‘Who Started War not an Appropriate Question’ – Parliamentary Minority Leader
Although a question ‘who started war’ is not appropriate at all, the probe is anyway needed to reveal flaws in the actions of the state agencies in the time of combat operations this August, a parliamentary minority leader, MP Giorgi Targamadze, said on September 18.
Speaking at a parliamentary session on September 18, in response to the President Saakashvili’s annual state of the nation address two days ago, MP Targamadze, who is the leader of Christian-Democratic Party, said he welcomed the President’s readiness to cooperate in investigating the August events. He, however, said a setting up of a parliamentary investigative commission was needed and not simply of a group of rapporteurs in the parliament as proposed by the President.
“Who has launched this war? We do not ask this question,” MP Giorgi Targamadze said. “The war was launched by the Russian Federation 20 years ago… But many mistakes have been done by the Georgian authorities, including underestimation of the Russia’s factor.”

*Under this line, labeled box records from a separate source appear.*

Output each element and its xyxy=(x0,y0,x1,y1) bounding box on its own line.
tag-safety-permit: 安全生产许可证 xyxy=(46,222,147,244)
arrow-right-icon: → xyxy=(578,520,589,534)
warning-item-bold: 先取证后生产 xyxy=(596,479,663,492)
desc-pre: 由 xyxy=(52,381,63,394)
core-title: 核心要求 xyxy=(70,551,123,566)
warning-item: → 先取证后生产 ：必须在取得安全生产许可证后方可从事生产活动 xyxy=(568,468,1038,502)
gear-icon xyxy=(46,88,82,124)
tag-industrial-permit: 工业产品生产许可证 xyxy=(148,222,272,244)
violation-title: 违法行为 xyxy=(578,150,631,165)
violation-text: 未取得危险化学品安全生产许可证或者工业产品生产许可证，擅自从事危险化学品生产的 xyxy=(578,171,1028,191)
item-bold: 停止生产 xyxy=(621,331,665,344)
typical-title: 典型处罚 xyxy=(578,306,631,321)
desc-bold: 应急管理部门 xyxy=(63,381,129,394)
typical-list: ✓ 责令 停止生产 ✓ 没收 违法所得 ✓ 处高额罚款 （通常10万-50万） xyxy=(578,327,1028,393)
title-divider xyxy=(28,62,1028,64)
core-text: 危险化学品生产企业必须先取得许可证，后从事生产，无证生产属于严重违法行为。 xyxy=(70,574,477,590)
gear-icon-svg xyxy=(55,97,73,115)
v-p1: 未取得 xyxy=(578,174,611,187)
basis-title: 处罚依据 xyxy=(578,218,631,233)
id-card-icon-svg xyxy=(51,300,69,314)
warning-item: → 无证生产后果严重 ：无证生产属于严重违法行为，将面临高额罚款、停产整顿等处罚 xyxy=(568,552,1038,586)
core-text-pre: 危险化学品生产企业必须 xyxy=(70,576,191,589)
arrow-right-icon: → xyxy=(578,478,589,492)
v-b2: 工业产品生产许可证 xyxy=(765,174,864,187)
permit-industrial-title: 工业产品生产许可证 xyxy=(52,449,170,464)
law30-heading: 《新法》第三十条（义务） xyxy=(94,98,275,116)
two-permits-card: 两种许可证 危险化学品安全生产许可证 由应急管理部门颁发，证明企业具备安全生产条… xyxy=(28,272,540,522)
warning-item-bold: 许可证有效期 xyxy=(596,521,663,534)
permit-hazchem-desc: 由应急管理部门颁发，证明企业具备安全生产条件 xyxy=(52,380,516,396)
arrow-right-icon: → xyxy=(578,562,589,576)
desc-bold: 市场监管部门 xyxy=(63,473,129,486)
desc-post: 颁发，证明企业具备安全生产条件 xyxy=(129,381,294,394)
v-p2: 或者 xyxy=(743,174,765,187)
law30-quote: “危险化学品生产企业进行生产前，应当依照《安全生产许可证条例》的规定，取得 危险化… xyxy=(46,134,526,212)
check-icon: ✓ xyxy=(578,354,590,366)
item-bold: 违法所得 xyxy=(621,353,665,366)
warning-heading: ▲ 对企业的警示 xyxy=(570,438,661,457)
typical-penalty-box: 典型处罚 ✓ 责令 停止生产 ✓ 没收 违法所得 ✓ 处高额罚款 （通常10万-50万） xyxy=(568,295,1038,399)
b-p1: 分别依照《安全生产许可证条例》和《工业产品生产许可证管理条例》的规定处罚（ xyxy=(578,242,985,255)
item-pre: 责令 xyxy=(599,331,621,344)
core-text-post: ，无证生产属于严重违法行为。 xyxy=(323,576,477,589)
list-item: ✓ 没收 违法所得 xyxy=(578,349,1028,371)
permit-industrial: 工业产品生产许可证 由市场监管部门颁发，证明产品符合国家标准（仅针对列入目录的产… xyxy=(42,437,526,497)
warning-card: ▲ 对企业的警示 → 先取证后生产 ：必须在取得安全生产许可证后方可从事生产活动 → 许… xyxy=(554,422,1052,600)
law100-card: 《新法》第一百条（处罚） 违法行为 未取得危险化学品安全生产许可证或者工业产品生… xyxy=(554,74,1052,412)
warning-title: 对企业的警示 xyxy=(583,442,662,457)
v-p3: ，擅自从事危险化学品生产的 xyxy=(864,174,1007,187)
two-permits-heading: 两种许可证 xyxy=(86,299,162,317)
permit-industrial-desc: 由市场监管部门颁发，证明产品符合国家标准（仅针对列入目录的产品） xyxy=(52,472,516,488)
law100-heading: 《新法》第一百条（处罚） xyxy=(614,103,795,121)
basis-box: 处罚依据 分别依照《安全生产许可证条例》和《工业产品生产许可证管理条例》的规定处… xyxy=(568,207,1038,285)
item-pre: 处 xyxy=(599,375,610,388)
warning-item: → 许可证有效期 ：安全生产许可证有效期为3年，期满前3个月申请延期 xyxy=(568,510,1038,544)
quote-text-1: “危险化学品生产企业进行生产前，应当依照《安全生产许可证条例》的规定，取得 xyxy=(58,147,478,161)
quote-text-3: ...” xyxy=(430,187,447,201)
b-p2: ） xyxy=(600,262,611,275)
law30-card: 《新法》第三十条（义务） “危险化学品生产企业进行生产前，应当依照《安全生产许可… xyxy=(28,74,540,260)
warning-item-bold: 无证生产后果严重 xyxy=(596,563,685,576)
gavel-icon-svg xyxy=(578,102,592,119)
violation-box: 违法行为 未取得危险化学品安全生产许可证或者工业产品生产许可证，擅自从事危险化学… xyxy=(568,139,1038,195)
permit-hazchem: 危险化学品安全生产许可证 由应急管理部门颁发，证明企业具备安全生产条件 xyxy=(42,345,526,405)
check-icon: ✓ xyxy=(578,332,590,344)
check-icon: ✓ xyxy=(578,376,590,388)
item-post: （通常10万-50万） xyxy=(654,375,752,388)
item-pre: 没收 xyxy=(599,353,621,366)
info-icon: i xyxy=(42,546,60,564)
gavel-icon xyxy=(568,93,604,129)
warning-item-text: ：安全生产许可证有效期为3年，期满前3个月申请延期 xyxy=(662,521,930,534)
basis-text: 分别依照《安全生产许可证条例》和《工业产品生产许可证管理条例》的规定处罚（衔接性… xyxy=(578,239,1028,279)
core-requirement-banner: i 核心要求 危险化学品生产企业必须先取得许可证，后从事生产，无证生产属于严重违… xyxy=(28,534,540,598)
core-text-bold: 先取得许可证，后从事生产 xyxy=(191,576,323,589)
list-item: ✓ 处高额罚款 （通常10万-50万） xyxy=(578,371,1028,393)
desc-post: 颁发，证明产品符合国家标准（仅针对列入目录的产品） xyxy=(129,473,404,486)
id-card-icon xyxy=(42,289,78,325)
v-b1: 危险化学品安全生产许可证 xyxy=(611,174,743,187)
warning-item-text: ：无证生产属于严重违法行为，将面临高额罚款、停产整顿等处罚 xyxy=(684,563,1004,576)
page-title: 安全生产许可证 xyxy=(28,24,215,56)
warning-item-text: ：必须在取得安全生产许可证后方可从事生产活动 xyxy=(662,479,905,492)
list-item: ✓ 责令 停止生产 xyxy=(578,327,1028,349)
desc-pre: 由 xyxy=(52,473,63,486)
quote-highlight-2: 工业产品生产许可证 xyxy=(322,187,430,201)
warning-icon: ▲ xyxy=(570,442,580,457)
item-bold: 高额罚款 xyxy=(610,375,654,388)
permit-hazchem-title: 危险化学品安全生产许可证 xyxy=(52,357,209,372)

“We have questions, which will be asked during the work of this commission, including, among others, towards the intelligence service [chaired by ex-foreign minister, Gela Bezhuashvili], whether this agency knew or not that the Russian armed forces were preparing the attack.”
“We also wonder how the customs department and the border police acted at that time; as far as we know not all of them acted in good faith,” Targamadze said. The Border Police is chaired by Badri Bitsadze, a husband of ex-parliamentary speaker Nino Burjanadze.
He also criticized the decision the government made years ago to abolish a state reserves agency. MP Giorgi Targamadze said in this context that the authorities had no stockpiles of the most urgent staff to prove internally displaced person in early days of the conflict because of that decision. In these remarks MP Targamadze was apparently attacking Kakha Bendukidze, a former state minister for coordinating economic reforms and now chief of the government’s administration.
A lawmaker from the ruling party, Giorgi Gabashvili, who spoke on behalf of the parliamentary majority, reiterated that the government was ready to answer to all the questions.
He said that the fact how state agencies acted during hostilities would become a matter of special investigation. “Just openness makes us different from our enemies,” he added.